Eerie Americana haunts its way into your heart.
The cover image of The Mammoth Sessions features the most sinister rabbit-suit since Donnie Darko. This rabbit is white and winking for no particular reason. There is nothing about the bunny that seems once-cute, as if it were ever meant to be anything but a sinister image from a dark dream. Somehow the winking bunny-suit is more disturbing than any overtly violent image could be.
This explication of the cover image says a lot about the album it introduces. The murky, mysterious elements that hang over the album like Spanish moss never seem like they've been taken from horror movies -- the darkness is much more subtle than that, even when the band addresses "Baron Samedi", the Voodoo representation of death. His song is actually a gorgeous, deep-South one full of mouth harp and dusky guitar and vocalist Teresa Maldanado asking "You wanna hear a song? / You wanna hear a good song? / You wanna hear the blues beat all over you?" and soon proclaiming "well, my heart is voodoo".

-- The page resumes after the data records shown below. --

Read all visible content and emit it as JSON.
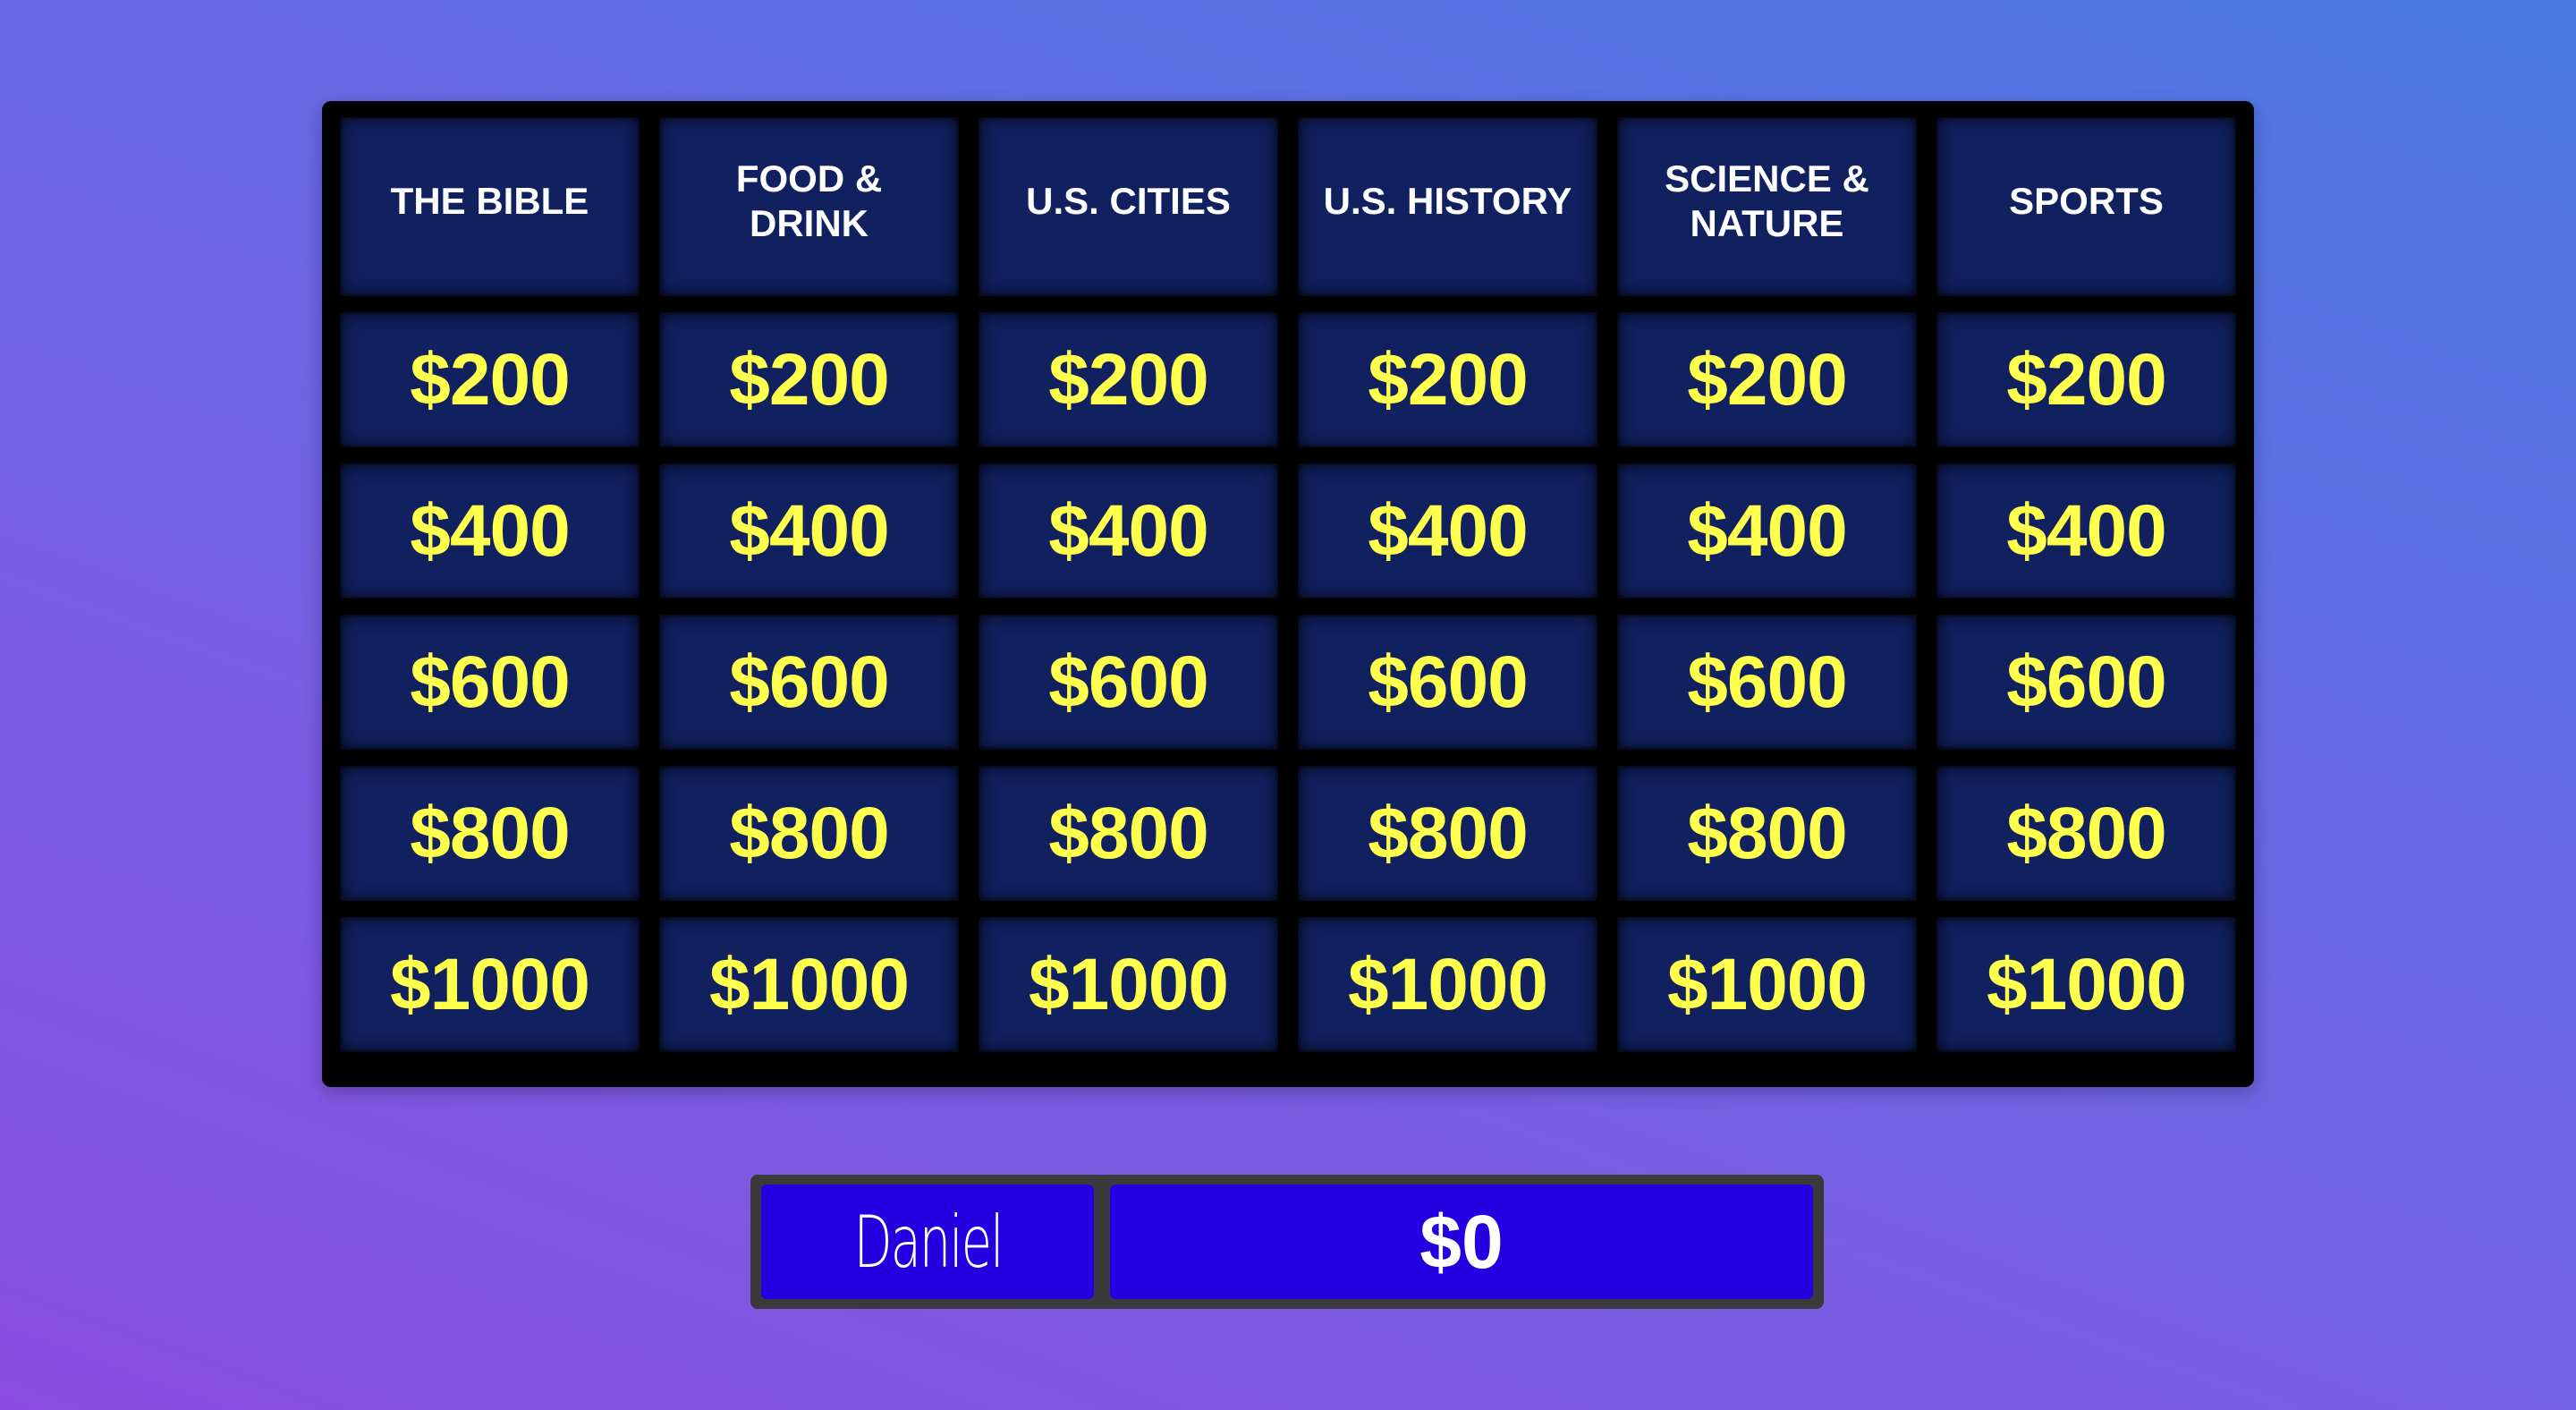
{
  "board": {
    "categories": [
      "THE BIBLE",
      "FOOD & DRINK",
      "U.S. CITIES",
      "U.S. HISTORY",
      "SCIENCE & NATURE",
      "SPORTS"
    ],
    "rows": [
      [
        "$200",
        "$200",
        "$200",
        "$200",
        "$200",
        "$200"
      ],
      [
        "$400",
        "$400",
        "$400",
        "$400",
        "$400",
        "$400"
      ],
      [
        "$600",
        "$600",
        "$600",
        "$600",
        "$600",
        "$600"
      ],
      [
        "$800",
        "$800",
        "$800",
        "$800",
        "$800",
        "$800"
      ],
      [
        "$1000",
        "$1000",
        "$1000",
        "$1000",
        "$1000",
        "$1000"
      ]
    ]
  },
  "player": {
    "name": "Daniel",
    "score": "$0"
  },
  "colors": {
    "tile": "#11205e",
    "value_text": "#ffff4d",
    "player_panel": "#2400e0"
  }
}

Whether or not the heart is made of voodoo, Maldanado, a Texas-born singer-songwriter, is the heart of this album. Like the winking bunny, she never goes over the top to create the haunted atmosphere in which her songs dwell. While some singer-songwriters equate volume with expressiveness, Maladano is always quiet, almost as if her voice is an instrument that has been dampered by a blanket. Likewise, while many songwriters use crisply articulated lyrics to tell their story, Maldanado is often indecipherable. These two factors -- her quietness and mumbling -- prove how expressionistic an artist can be with a minimalist, impressionistic approach. The most direct song, "As It Stops Raining", is still a touch blurry, using a repeated keyboard riff, background whispering, and lead vocals that evoke White Chalk-era PJ Harvey.
For an album so stark, The Mammoth Sessions is surprisingly experimental. If you're not convinced by the gorgeous penultimate track, the 11-minute closer, "Bugg Super Love Song" should do the trick. A dissonant piano saunters beneath Maldanado's lament, which gradually accrues gospel-inflected vocals behind it. Four minutes in, electronic elements emerge. Given the sparse acoustic instrumentation generally found on the album, the electronic abyss growing here could easily be a jarring, Dylan-goes-electric kind of moment. Yet, it retains the dissonance and minimalism of the album, and therefore seems perfectly in place. Just when Maldanado seems to have disappeared, her voice returns fainter than ever, coming in and out of the song to haunt its stratosphere as the music grows ever more eerie.
When one considers great singer-songwriters, it's surprising to consider someone who delivers garbled lyrics at a whispered volume. Yet, one mark of a successful singer-songwriter is the ability to create and sustain an atmosphere, and Teresa Maldanado does just that here, even as she employs varying instrumentation and vocal techniques to leave listeners stunned by the beauty of the haunted Southern insane asylum of her songs. Perhaps giving listeners this pause is the reason for the bunny-suit's wink.